発売日:2022年9月7日
ページ数:232ページ
あまり小説を読まないのですが、今回はライトノベル寄りの小説をご紹介します。
かなり不思議な本です。
ただ、この本の主人公である女子高生が抱えているような思いを持ちながら生活している人は世の中にいるかもしれないなと思いました。
主人公の女子高生、三橋唯は「ものを食べる」ということに嫌悪感を抱き、水やサプリ以外を「食べる」ことができません。
食べても気持ち悪くなってしまい、嘔吐してしまいます。
一般的に拒食症は精神的な問題(外見を気にしたり、人間関係などのストレスによるもの等)によって引き起こされます。
唯の場合は拒食症ではなく、シンプルに「ものを食べて飲み込むこと」が気持ち悪いという、生理的な問題を抱えています。
もちろん根底には精神的な要因があるのでしょうが、それについてはあまり触れられていません。
「食べられないこと」によって引き起こされるさまざまな問題やストレスを抱えていたある日、同級生の噂話に興味を持ちます。
街はずれの洋館に吸血鬼が住んでいるという噂。
その話に興味を持った唯はその洋館を訪ねます。
その洋館には30代の男性がひとりで住んでおり、その人「泉さん」は遺伝病の影響で物が食べられず、血液を飲んでしか生きることができません。
「食べられない」という共通項を持つ2人は唯が夏休みの間、一緒に過ごします。
食べられない2人が日常生活で「食」というものを意識せずに過ごせることはとても快適な空間となります。
しかし、高校生の唯にはさまざまな葛藤や人間関係があり、世間から離れて暮らす泉さんとは状況が異なります。
家庭や学校でのストレスやいろいろなことがあり、親に「食べられない」ことを打ち明けたり、心療内科に通ったり、「食べられない人たち」の自助グループに通ったり少しずつ今の状況を変えるための努力を始めます。
途中で泉さんと喧嘩別れ(と言っても恋愛の意味ではない)をしたり、同級生が唯の「食べられない」状況に理解を示してくれたりします。
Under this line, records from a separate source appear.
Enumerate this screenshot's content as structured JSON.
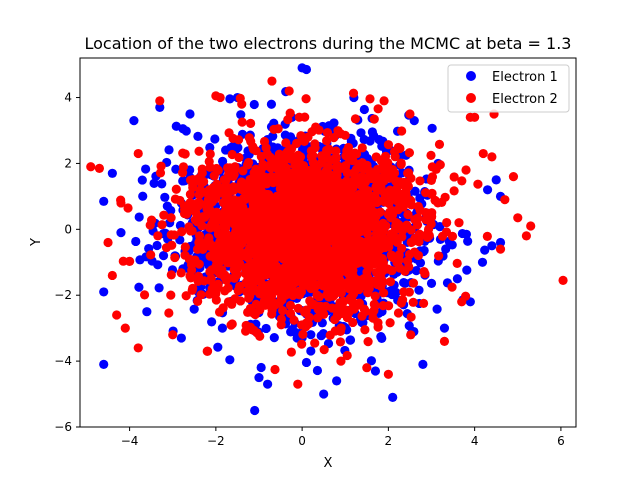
{
  "chart_data": {
    "type": "scatter",
    "title": "Location of the two electrons during the MCMC at beta = 1.3",
    "xlabel": "X",
    "ylabel": "Y",
    "xlim": [
      -5.15,
      6.35
    ],
    "ylim": [
      -6,
      5.2
    ],
    "xticks": [
      -4,
      -2,
      0,
      2,
      4,
      6
    ],
    "yticks": [
      -6,
      -4,
      -2,
      0,
      2,
      4
    ],
    "x_tick_labels": [
      "−4",
      "−2",
      "0",
      "2",
      "4",
      "6"
    ],
    "y_tick_labels": [
      "−6",
      "−4",
      "−2",
      "0",
      "2",
      "4"
    ],
    "grid": false,
    "legend_position": "top-right",
    "series": [
      {
        "name": "Electron 1",
        "color": "#0000ff",
        "core": {
          "center": [
            0,
            0
          ],
          "spread_x": 1.3,
          "spread_y": 1.3,
          "count": 2200
        },
        "points": [
          [
            0,
            4.9
          ],
          [
            0.1,
            4.85
          ],
          [
            -1.1,
            -5.5
          ],
          [
            2.1,
            -5.1
          ],
          [
            -4.6,
            -4.1
          ],
          [
            -4.6,
            -1.9
          ],
          [
            -4.6,
            0.85
          ],
          [
            4.6,
            1.0
          ],
          [
            4.3,
            1.2
          ],
          [
            -3.9,
            3.3
          ],
          [
            -4.4,
            1.7
          ],
          [
            3.9,
            -2.2
          ],
          [
            -3.3,
            3.7
          ],
          [
            -2.6,
            3.5
          ],
          [
            2.6,
            3.3
          ],
          [
            4.4,
            -0.5
          ],
          [
            4.6,
            -0.4
          ],
          [
            0.8,
            -4.6
          ],
          [
            0.5,
            -5.0
          ],
          [
            -0.8,
            -4.7
          ],
          [
            -1.0,
            -4.5
          ],
          [
            3.6,
            -1.5
          ],
          [
            -4.2,
            -0.1
          ],
          [
            4.5,
            1.5
          ],
          [
            -3.6,
            -2.5
          ],
          [
            3.3,
            -3.0
          ],
          [
            -2.8,
            -3.3
          ],
          [
            1.2,
            4.0
          ],
          [
            -1.5,
            4.0
          ],
          [
            2.8,
            -4.1
          ],
          [
            1.7,
            -4.3
          ]
        ]
      },
      {
        "name": "Electron 2",
        "color": "#ff0000",
        "core": {
          "center": [
            0,
            0
          ],
          "spread_x": 1.3,
          "spread_y": 1.3,
          "count": 2200
        },
        "points": [
          [
            6.05,
            -1.55
          ],
          [
            -4.9,
            1.9
          ],
          [
            -4.7,
            1.85
          ],
          [
            -3.8,
            -3.6
          ],
          [
            -4.3,
            -2.6
          ],
          [
            -4.1,
            -3.0
          ],
          [
            -4.4,
            -1.4
          ],
          [
            4.45,
            3.5
          ],
          [
            4.9,
            1.6
          ],
          [
            5.3,
            0.1
          ],
          [
            5.2,
            -0.2
          ],
          [
            5.0,
            0.35
          ],
          [
            4.0,
            3.4
          ],
          [
            3.9,
            3.4
          ],
          [
            -2.0,
            4.05
          ],
          [
            -1.9,
            4.0
          ],
          [
            -0.7,
            4.5
          ],
          [
            -0.3,
            4.2
          ],
          [
            1.9,
            3.9
          ],
          [
            -3.3,
            3.9
          ],
          [
            2.0,
            -4.4
          ],
          [
            -0.1,
            -4.7
          ],
          [
            4.2,
            2.3
          ],
          [
            4.4,
            2.2
          ],
          [
            -4.2,
            0.8
          ],
          [
            -4.5,
            -0.4
          ],
          [
            4.7,
            0.9
          ],
          [
            4.6,
            -0.6
          ],
          [
            3.3,
            -3.4
          ],
          [
            -3.0,
            -3.2
          ],
          [
            1.5,
            -4.2
          ],
          [
            -2.2,
            -3.7
          ],
          [
            2.5,
            3.5
          ],
          [
            -1.4,
            3.8
          ],
          [
            0.9,
            -4.0
          ],
          [
            3.8,
            1.8
          ],
          [
            -3.8,
            2.3
          ],
          [
            3.7,
            -2.2
          ]
        ]
      }
    ]
  }
}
最後は唯が食べられるようになるわけではないのですが、少しずつ前進していることが分かる終わり方でした。

私は持病の関係で食事制限があります。
私の場合は病気が理由ですが、いかなる理由でも「食べられない」という状況は社会生活において大なり小なり影響を及ぼします。
私は自分の病気をオープンにしているので会食なども事情を話して食べられるものだけを選んで食べていますし、周りも理解してくれていますが、私のようにオープンにできる人ばかりではありません。
誰にも言えず、「食べられない」という状況を抱えて生きていくことはとても大変です。
「同じ釜の飯を食う」という言葉があったり、食事を共にすることで絆を深めたり、「おいしい物を食べて幸せな気分になる」と一般的に言われたりします。
「食べる=幸せ」というイメージが世の中には浸透していますが、「食べられない」人たちにとって食べることは苦痛であり、なかなかそのことはわかってもらえないよなーとこの本を読んで改めて思いました。
食べることは人間の根本欲求のひとつなので、なおさら難しい。
そんなことをいろいろ考えさせられる本でした。